What an adventure, to say the least. I still haven’t been able to determine why both hypervisors come to a crawl with very little running on them. I suspect one or more drives are failing, but its odd for to occur on both hypervisors at around the same time, and SMART data for none of the drives show any indications of failure (or even precursors to failure) so I honestly do not know. It does however tell me that its pretty much time to sunset these systems sooner rather than later since the combination of the systems and the range of IP addresses that I have for them comes out to about ~$130 a month. While I could probably request most of the hardware to be swapped out and completely rebuild them from scratch, it’s just not worth the hassle considering that my friend and I have picked up a much newer system (the one mentioned in my previous announcement post and with us splitting the cost it comes out to about the same price.

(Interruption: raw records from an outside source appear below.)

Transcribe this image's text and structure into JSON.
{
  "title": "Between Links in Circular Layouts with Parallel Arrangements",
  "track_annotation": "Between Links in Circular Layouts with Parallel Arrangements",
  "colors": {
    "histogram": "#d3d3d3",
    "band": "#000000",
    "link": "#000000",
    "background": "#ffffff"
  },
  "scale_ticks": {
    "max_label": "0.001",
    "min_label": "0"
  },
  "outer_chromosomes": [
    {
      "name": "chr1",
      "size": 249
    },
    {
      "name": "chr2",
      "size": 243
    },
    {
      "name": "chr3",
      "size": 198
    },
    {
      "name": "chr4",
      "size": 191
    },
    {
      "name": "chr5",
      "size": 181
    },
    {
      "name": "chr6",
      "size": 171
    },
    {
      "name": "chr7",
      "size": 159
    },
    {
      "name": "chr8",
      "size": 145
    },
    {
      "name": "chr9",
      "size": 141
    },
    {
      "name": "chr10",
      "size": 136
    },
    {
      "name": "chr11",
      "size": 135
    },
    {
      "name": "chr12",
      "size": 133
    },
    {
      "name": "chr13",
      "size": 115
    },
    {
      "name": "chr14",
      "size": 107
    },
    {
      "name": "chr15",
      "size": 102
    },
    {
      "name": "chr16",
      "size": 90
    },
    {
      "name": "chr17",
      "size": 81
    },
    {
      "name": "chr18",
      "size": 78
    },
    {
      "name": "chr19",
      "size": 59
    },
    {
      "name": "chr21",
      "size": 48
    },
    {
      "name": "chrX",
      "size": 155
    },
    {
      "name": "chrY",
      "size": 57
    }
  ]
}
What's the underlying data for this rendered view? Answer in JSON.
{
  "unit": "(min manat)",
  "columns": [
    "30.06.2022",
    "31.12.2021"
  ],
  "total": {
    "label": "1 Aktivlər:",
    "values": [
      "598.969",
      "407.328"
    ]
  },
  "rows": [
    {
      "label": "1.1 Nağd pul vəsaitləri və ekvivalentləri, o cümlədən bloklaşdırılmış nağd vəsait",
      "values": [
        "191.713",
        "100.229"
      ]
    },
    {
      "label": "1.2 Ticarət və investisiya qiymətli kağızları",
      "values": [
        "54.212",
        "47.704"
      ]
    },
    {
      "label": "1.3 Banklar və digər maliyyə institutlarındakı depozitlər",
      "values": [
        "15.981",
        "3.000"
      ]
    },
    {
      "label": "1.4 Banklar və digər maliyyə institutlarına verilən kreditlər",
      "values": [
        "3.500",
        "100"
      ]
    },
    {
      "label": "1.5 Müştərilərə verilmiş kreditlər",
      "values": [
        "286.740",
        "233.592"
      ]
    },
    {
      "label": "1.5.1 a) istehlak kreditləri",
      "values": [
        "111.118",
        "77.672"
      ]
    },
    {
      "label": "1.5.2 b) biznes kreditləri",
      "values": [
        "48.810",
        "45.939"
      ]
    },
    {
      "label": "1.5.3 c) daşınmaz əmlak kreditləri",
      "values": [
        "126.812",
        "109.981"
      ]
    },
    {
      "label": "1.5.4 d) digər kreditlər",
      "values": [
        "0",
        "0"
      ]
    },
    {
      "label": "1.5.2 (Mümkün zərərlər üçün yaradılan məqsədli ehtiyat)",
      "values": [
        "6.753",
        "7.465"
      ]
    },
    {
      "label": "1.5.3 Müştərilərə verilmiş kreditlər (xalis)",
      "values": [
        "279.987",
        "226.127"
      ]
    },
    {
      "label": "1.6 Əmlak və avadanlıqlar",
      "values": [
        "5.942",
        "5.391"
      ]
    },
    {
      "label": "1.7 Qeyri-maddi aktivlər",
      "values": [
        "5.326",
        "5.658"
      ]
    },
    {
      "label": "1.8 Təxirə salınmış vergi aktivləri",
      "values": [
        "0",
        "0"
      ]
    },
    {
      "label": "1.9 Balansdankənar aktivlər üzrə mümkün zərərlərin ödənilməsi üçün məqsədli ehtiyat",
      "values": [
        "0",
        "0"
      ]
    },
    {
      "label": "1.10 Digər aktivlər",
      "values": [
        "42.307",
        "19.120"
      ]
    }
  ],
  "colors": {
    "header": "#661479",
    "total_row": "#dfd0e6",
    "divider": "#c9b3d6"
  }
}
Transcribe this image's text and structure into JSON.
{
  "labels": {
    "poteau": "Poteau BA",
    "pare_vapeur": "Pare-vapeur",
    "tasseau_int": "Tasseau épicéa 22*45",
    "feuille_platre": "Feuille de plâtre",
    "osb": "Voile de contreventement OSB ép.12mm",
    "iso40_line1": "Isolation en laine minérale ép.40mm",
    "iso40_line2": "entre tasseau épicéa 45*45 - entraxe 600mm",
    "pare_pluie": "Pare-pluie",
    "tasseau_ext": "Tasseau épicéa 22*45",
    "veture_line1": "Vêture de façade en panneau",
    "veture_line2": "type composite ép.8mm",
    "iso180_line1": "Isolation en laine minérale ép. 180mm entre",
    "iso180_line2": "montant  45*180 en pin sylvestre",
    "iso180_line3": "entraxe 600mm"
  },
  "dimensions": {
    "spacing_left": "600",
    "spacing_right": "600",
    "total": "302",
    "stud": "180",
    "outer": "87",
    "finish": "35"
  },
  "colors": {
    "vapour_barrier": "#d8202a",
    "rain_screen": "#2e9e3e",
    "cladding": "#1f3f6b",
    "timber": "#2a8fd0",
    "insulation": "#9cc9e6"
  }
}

Given this, the plan at this point is to renew these two systems for one more month when the 5th comes around, meaning that they will both be decommissioned on the 5th of February. This is to give everyone a chance to migrate their profile settings from The Outpost over to The BitForged Space as both instances are now running Lemmy 0.19.0 (to compare, the instance over at BitForged took not even five minutes to complete its database migrations - I spent more time verifying everything was alright) and to also give myself a bit more time to ensure I can get all of my other personal services migrated over, along with any important data.

I’ve had these systems for about three years now, and they’ve served me quite well! However, its very clear that the combination of the dated specs, and lack of setting things up in a more coherent way (I was quite new to server administration at the time) is showing that its time to mark this chapter, and turn the page.

Oh, and to top off the whole situation, my status page completely died during the process too - the container was running (as I was still receiving numerous notifications as various services went up and down), however inbound access was also not working either… So I couldn’t even provide an update on what was going on. I am sorry to have inconvenienced everyone with how long the update process took, and it wasn’t my intention to make it seem as if The Outpost completely vanished off the planet. However I figured it was worth it to spend my time focusing on bringing the instance back online instead of side-tracking to investigate what happened to the status page.

Anyways, with all that being said, we’re back for now! But it is time for everyone to finish their last drink while we wrap things up.